2. Um perseguido político no Brasil

battisti2O Ministro da Justiça, Tarso Genro, concedeu o refúgio, como previsto na Lei 9.474 e como tem sido feito e admitido em casos de pedido de refúgio político, sem polêmicas políticas ou jurídicas. Os pedidos de liberdade e de habeas corpus feitos pelo advogado de Cesare Battisti ao Supremo Tribunal Federal, desde que ganhou o status de refugiado, têm sido negados. A atitude do STF em relação a Cesare Battisti contrasta com a recente determinação do STF de que nenhum condenado pela Justiça deva ficar preso enquanto não acabarem todos os recursos possíveis. O caso de Battisti parece deixar claro que a determinação do STF, se havia alguma dúvida, é para beneficiar ricos, poderosos, que a polícia cometa o desatino de prender e a Justiça de primeira instância o de condenar. Como se explica alguém ser mantido preso sem ter sido condenado pela Justiça brasileira, mesmo depois de receber status legal de refugiado político? Qual a justificativa legal para manter preso alguém que não foi condenado no país e que é legalmente refugiado político? Ainda mais quando o próprio STF afirma que ninguém deve ser mantido preso até findar os recursos cabíveis? Se perguntares isso diretamente ao STF, não te responderão.

O STF condena sem julgamento Cesare Battisti ao cárcere no Brasil. Parece já bastante claro, com a atitude amplamente majoritária da imprensa e a do STF, em negar-lhe a liberdade, que a questão de Cesare Battisti não é simplesmente de perseguição política na Itália. A perseguição é ultramares. Cesare Battisti é um perseguido político no Brasil. A ele não valem jurisprudências e leis. Existe um estado de exceção para Cesare Battisti também aqui. O próprio STF é agente do estado de exceção para manter Cesare Battisti atrás das grades, aqui ou na Itália.

Por que o refúgio político concedido pelo Ministro da Justiça não tem tido efeito para Cesare Battisti? A resposta é simples: evidentemente não se pode obter refúgio político, na prática, no próprio país onde o sujeito é perseguido político! O status de refugiado político é formal, a perseguição política sofrida por ele no Brasil é real, é prática, e é ela e só ela que o mantém encarcerado.
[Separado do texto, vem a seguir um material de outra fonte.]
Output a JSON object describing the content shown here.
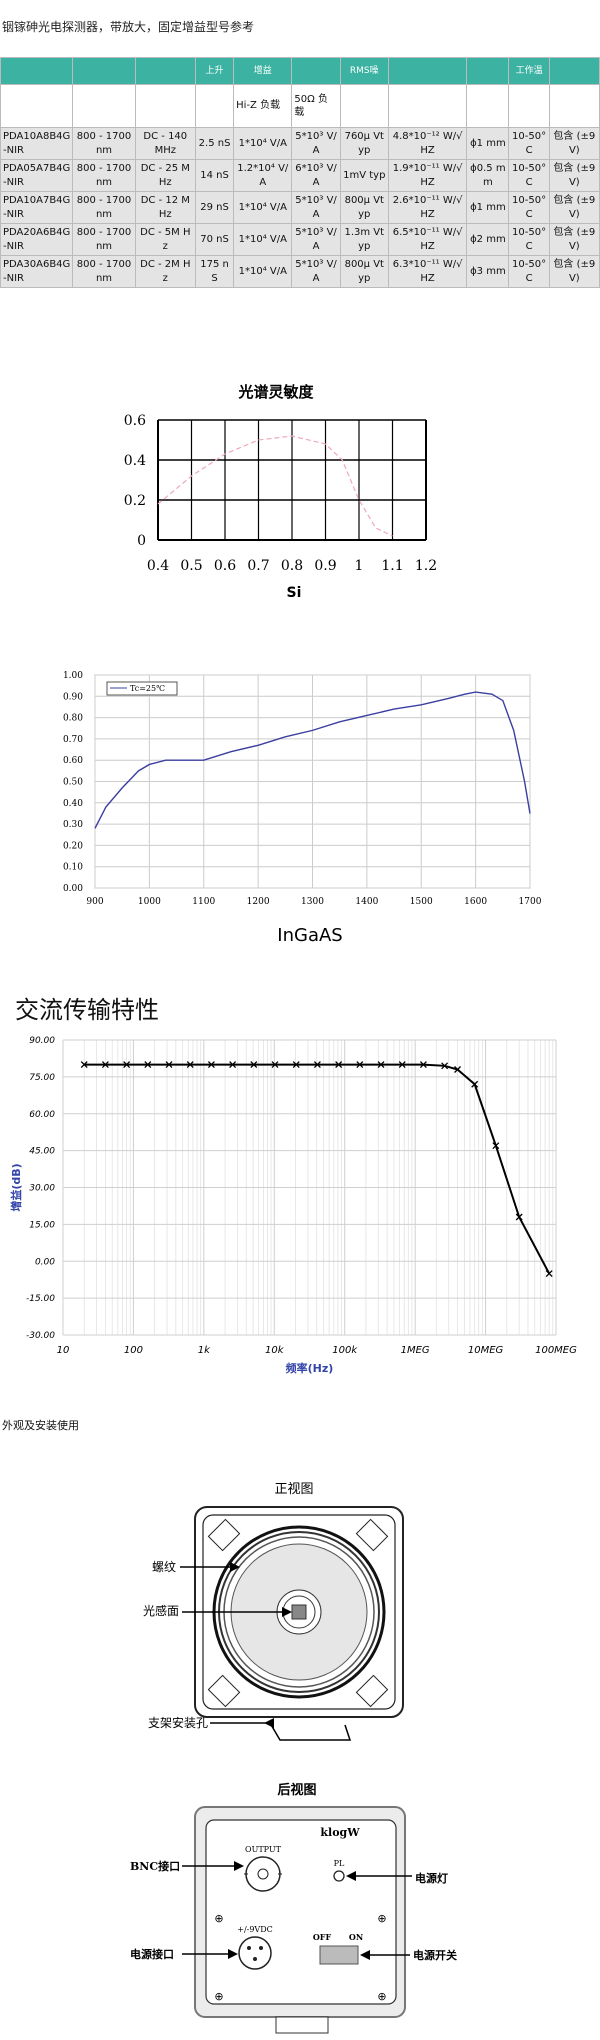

O refúgio político concedido a Cesare será letra morta se não se alterar o status real de perseguido político de Cesare Battisti, também no Brasil.

Assim como o caso da demissão do dirigente sindical Claudionor Brandão, do Sindicato dos Trabalhadores da Universidade de São Paulo (Sintusp), e de tantos outros, o caso de Cesare Battisti não representa apenas solidariedade a um lutador que é perseguido por inimigos de classe, pelas suas idéias e ativismo, trata-se de defendermos também as conquistas sociais e políticas conseguidas com a luta e até o sangue de gerações anteriores. No caso de Brandão, trata-se de lutar contra a supressão dos direitos políticos e sindicais que foram instituídos em resposta à militância dos trabalhadores no último século. No caso de Battisti, o que está em jogo, como aponta a própria ONU, é o direito de refúgio político. Ambas são tentativas de avanço da direita que possuem repercussão não só para as vidas particulares de Brandão e Battisti, mas para todos nós. Os direitos políticos e sociais foram conquistas trazidas com muita luta, de gerações, e só será com a luta da nossa geração e das próximas que eles continuarão existindo.

2 COMENTÁRIOS

  1. Esses “Comunistas Históricos” não passam de uns grandes pelegos históricos.

  2. CASO BATTISTI: STF DESRESPEITA A LEI, A LÓGICA E O SENSO COMUM

    por Celso Lungaretti

    Uma valorosa companheira do comitê de solidariedade me repassa mensagem de Cesare Battisti. Afora assuntos práticos, há um trecho em que ele deixa transparecer toda sua ansiedade e indignação:

    “Ao fim do recesso do STF, fará oito meses que eu continuo detido após [ter sido concedido] o refúgio. O abuso do STF está passando de todos os limites, e isso não é só responsabilidade do STF, mas também de todas as instituições brasileiras, que contrariam o que está estabelecido nas leis e nos tratados internacionais, mantendo preso um refugiado político!”